Ted Farmer and his team from the University of Lausanne in Switzerland traced exactly what happens in a plant when the first whiff of volatile chemistry is detected. Plants are able to relay this information to distant tissues using a series of ion gates, which open in response to the presence of volatiles and then cause an electrical shift to occur across the plasma membrane of the plant’s cell. Like a series of dominos, these ion gates then open, one by one, carrying an electrical wave along with them and thereby transmitting the initial signal down the leaf, through the petiole, and into the stem. This is a remarkable finding: human neurons work in almost the same way, albeit with more complex and diverse ion gates. And the initial stimuli for our nerves, the neurotransmitters, often show striking structural similarities with the volatile molecules found in plants. Plants’ essential oils are neurotransmitter cocktails – quite literally, for the botanical world, but maybe also for us, which may be part of the reason why they can have such powerful effects on our minds and spirits. The mechanisms plants use to hold their families and communities together, to communicate danger and plan their responses, are the same mechanisms we use to think, to move, and to unite our internal ecologies. Once again we see the idea of individual health – in this case, individual plants or individual human neurons – as being important both for its own sake, but also as a part of a greater whole. Human neurons are often trimmed, or even eliminated, in order to help cement useful patterns of thought and behavior. Should we mourn this? Or celebrate it? Or, perhaps, both?

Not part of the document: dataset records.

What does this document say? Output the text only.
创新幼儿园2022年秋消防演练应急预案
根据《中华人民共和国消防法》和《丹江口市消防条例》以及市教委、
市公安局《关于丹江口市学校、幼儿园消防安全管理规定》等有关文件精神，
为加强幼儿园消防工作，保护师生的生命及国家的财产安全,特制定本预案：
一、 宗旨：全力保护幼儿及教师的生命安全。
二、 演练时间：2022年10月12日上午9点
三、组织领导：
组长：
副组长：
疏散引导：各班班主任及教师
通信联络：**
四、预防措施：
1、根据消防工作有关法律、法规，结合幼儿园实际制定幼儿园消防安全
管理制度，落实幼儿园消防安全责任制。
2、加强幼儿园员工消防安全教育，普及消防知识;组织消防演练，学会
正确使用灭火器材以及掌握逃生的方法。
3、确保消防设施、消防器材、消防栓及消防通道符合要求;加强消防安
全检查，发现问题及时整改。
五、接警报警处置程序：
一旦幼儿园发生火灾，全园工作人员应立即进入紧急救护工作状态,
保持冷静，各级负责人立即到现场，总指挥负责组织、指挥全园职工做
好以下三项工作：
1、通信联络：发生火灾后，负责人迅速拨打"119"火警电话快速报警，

What about mechanisms of communication between humans and their environments? If this pattern of caring for individual health by simultaneously advancing community and ecological health is visible at all levels of life, then we should be able to find some evidence of it in the dance between humans and fields, people and forests. I’d argue that the act of smelling the camphor, thujone and pine in a sagebrush desert is already evidence enough – we’ve got structures cued to detecting these smells, after all – but is there anything more? Stafford Lightman, professor of medicine at the University of Bristol, UK has spent years studying the effects of stress on the human system, and recently discovered that a common species of bacteria, found in most living soils, is able to modulate the serotonin system in our brain. Bacteria that live inside our guts seem to have this ability, too – but Mycobacterium vaccae, the species studied by Lightman and his team, lives outside of our bodies. When we get bare hands into garden soil (which, crucially, must be living soil teeming with organic material to support healthy bacterial colonies), M. vaccae speaks to us using our own signal molecules, and impacts our mood. We’ve known about the benefits of gardening on mental health for a long time now: recently, Masashi Soga from the University of Tokyo and Kevin Gaston from the University of Exeter conducted a comprehensive review of over 30 years of research and found substantial benefits from even short stints of gardening, including “reductions in depression, anxiety, and body mass index, as well as increases in life satisfaction, quality of life, and sense of community.” As our mood lifts and we become healthier, our sense of community increases, too. Could bacterial (and perhaps fungal) signals be a part of this? Channeling behavior, but also building resilience and nurturing creativity. Soil – and its thriving ecology – is the yin-like matrix, perhaps the most literal embodiment of Woodman’s “mater”.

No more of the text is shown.